Neste ponto o que para alguns pode
parecer um dom místico, a mim parece pura e simplesmente uma profunda empatia e
a sensibilidade de perceber e de transmitir
conforto ao outro através da capacidade de amar e se entregar a um toque,
quando os corpos se tocam, trocam energias e se equilibram. É notório mesmo para qualquer “médico-engenheiro”
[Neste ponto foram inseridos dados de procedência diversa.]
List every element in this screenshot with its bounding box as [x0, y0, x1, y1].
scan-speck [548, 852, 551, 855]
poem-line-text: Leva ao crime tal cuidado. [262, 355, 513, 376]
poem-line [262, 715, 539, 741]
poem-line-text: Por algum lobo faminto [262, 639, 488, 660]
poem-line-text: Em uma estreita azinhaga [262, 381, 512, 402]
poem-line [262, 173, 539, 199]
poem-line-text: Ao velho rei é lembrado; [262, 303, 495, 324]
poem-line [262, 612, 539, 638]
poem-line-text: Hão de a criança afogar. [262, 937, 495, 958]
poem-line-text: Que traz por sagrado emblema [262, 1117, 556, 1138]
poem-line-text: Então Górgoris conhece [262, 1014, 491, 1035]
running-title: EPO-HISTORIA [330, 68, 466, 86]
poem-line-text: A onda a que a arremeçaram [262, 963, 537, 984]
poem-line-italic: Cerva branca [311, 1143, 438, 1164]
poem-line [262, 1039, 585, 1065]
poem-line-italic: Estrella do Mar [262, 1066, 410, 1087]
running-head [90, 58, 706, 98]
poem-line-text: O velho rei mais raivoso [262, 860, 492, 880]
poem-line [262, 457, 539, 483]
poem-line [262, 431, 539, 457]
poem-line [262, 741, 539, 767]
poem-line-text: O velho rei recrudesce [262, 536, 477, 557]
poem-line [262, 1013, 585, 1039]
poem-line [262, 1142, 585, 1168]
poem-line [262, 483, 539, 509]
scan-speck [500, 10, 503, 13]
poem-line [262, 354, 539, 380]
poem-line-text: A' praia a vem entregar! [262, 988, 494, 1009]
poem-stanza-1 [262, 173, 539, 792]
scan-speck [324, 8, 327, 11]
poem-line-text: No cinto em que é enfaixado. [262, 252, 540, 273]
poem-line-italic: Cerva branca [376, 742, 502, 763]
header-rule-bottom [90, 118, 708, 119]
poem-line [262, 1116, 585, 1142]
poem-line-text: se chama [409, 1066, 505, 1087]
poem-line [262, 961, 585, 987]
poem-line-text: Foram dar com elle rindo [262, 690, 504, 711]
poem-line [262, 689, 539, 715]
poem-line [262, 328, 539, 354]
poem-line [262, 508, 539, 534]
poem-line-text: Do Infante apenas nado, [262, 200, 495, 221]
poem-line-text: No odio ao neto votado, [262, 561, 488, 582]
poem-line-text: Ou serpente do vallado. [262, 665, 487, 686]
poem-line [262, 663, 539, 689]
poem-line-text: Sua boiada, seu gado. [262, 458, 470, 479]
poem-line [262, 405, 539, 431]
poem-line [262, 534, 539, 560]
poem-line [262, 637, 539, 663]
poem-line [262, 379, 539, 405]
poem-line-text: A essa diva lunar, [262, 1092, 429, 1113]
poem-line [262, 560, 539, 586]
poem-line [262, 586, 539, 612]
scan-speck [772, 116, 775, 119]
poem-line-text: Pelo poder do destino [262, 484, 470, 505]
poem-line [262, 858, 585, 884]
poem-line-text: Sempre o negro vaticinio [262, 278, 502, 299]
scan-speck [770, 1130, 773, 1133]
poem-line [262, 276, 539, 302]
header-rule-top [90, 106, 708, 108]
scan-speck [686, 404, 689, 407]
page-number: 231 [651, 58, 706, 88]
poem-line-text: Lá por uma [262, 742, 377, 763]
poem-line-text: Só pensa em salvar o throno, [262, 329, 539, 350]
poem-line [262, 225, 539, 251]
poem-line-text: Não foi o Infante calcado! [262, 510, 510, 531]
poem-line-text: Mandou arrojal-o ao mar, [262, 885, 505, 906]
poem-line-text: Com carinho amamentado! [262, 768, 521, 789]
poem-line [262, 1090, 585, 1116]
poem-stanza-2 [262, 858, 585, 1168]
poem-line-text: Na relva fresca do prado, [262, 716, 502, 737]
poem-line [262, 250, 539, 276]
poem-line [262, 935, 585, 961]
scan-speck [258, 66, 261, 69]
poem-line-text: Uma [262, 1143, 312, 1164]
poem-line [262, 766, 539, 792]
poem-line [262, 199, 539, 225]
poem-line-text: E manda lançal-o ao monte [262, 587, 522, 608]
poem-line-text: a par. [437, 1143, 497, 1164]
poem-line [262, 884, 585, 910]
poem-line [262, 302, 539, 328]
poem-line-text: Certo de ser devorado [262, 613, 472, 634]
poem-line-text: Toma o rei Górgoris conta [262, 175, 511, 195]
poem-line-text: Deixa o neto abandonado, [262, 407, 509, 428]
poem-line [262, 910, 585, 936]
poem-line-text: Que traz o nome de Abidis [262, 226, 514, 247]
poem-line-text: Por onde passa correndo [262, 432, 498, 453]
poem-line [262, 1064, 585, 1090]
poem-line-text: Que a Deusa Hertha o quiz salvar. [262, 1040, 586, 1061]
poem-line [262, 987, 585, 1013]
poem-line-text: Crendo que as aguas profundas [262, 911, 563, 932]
, a capacidade de recuperação de um enfermo quando este se encontra amparado psíquica
e afetivamente em comparação aos enfermos abandonados em um leito de hospital. Quanto
ao “toque curativo”, qualquer pessoa que tenha tido a oportunidade de receber
um abraço generoso, receptivo, caloroso e amoroso, sabe o bem estar físico
decorrente deste simples gesto. É uma pena que tais abraços sejam tão raros,
tão mesquinhamente economizados, tão reprimidos, tão negados como se um corpo
só pudesse se entregar a outro se for por motivações sensuais. É uma pena que
seja necessário pagar para que um desconhecido toque nossos corpos em clínicas
de diversas especialidades, quando estes mesmos corpos se cruzam o tempo todo evitando
se tocarem.
Não se trata da crença ( em minha
opinião, ingênua) de que passes corporais, impostação de mãos e conversas curem
doenças graves, tumores e má formações, mas de entender que qualquer
procedimento médico representa apenas 50 % da possível cura, pois somente a
resposta do organismo tratado é que poderá completar este processo e para tanto
o SER que representa este organismo precisa mais do que técnica para querer se
curar.
O nascimento da própria
Psicanálise se deu através da observação de médicos sensíveis o suficiente para
perceberem que seus pacientes demandavam mais do que uma receita ou um exame
clínico : precisavam ser ouvidos, precisavam se sentir acolhidos e muitas vezes
a consulta era curativa por si mesma, sem a necessidade de outros
procedimentos.
Voltando à história de Noah Gordon , Rob, após inúmeras aventuras pela
Europa Medieval acompanhando o Barbeiro, fica sabendo da existência da Escola
de Medicina de Avicena localizada na Pérsia e que só franqueava seu acesso a
judeus. Seu desejo de aprender com o maior mestre da medicina da época e de
poder curar as pessoas o faz sonhar com a possibilidade de cursar a escola,
apesar dos evidentes e aparentemente intransponíveis empecilhos : ele era
Inglês, cristão, pobre e vivendo a milhares de quilômetros de distância de seu
sonho. Rob empreende então uma fabulosa aventura na busca deste sonho, na qual
sua determinação irá ser testada muito além dos limites. Sua viagem rumo à
Pérsia é marcada por todo o tipo de percalço, obrigando-o a se desdobrar para
continuar vivo e firme em seu objetivo, ao mesmo tempo que conhece o amor, o
acolhimento e a bondade daqueles com quem é obrigado a cruzar pelo caminho. Durante
seu imponderável e longo percurso, assumiu uma identidade falsa como se fosse
um aluno judeu e aprendeu todas as peculiaridades do Judaísmo, seus rituais,
símbolos e significados para estar apto a ser admitido na escola, quando lá
chegasse.
Aqui, Noah Gordon desfralda as
velas de seu poder descritivo e nos leva a uma viagem fascinante por entre os
costumes do povo judeu e do Oriente antigo e constrói uma personagem cujo amor
e disponibilidade de ajudar o outro só é equiparado com sua força de superação
na busca de um sonho praticamente impossível à maioria dos mortais. Rob Cole não partiu para enfrentar o mundo desconhecido
e hostil em busca de fortuna ou de fama, mas para buscar o conhecimento que lhe
faltava para ser um bom “Physician”, ou seja, um bom médico. Não obstante tivesse “um dom”,
sabia em seu íntimo que este só poderia ser realmente útil se associado ao
conhecimento cujo acesso lhe cobraria um árduo preço.
Gordon costura bem a história e
nos dá um final bastante satisfatório, sem estardalhaços, sem grandes
apoteoses, coerente com o humanismo de sua personagem principal.